Sheppard Mullin opened the Dallas office in April 2018–the firm's 11th US location and 15th worldwide–with 18 attorneys. Since then, the office has nearly doubled the number of attorneys and continues to deepen its bench strength in the areas of commercial litigation, corporate/mergers and acquisitions, finance, intellectual property, investment management, labor and employment, real estate, and white collar criminal defense.
"We opened in Dallas with nearly 100 clients who are either headquartered or have substantial operations in the area, so we were strategic in recruiting founding partners with diverse practices and expertise that would offer existing and new clients full-service capabilities on day one," Schortgen tells GlobeSt.com. "We're very fortunate to have attracted such well known, talented and experienced attorneys. Laterals have found our firm's collaborative, entrepreneurial and client-focused environment refreshing, and our global footprint provides an incredible platform from which to serve our clients."

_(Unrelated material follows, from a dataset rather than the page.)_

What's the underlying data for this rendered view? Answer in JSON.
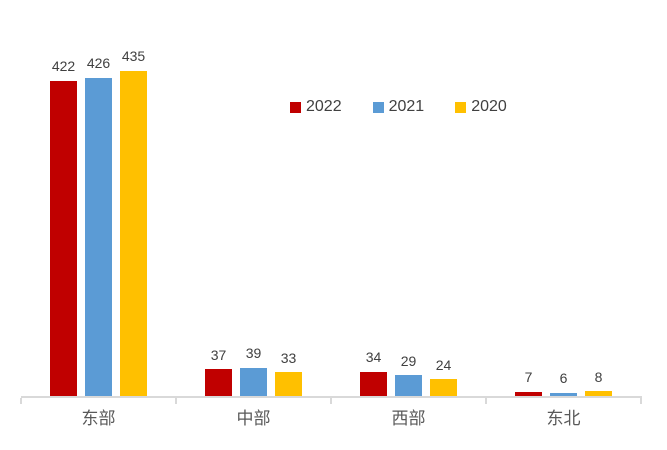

JLL managing directors Brooke Armstrong and Bret Hefton represented Sheppard Mullin in the lease negotiation. Stream Realty's JJ Leonard and Matt Wieser represented the property's ownership group, Fortis Property Group.
DFW's diverse industry, and strong migration and job growth continue to bode well for the region's office market in the 10th year of growth in the real estate cycle. Measured growth continues to dominate in terms of speculative groundbreakings. Rent growth is taking a breather after several years of significant jumps, according to a recent JLL office report.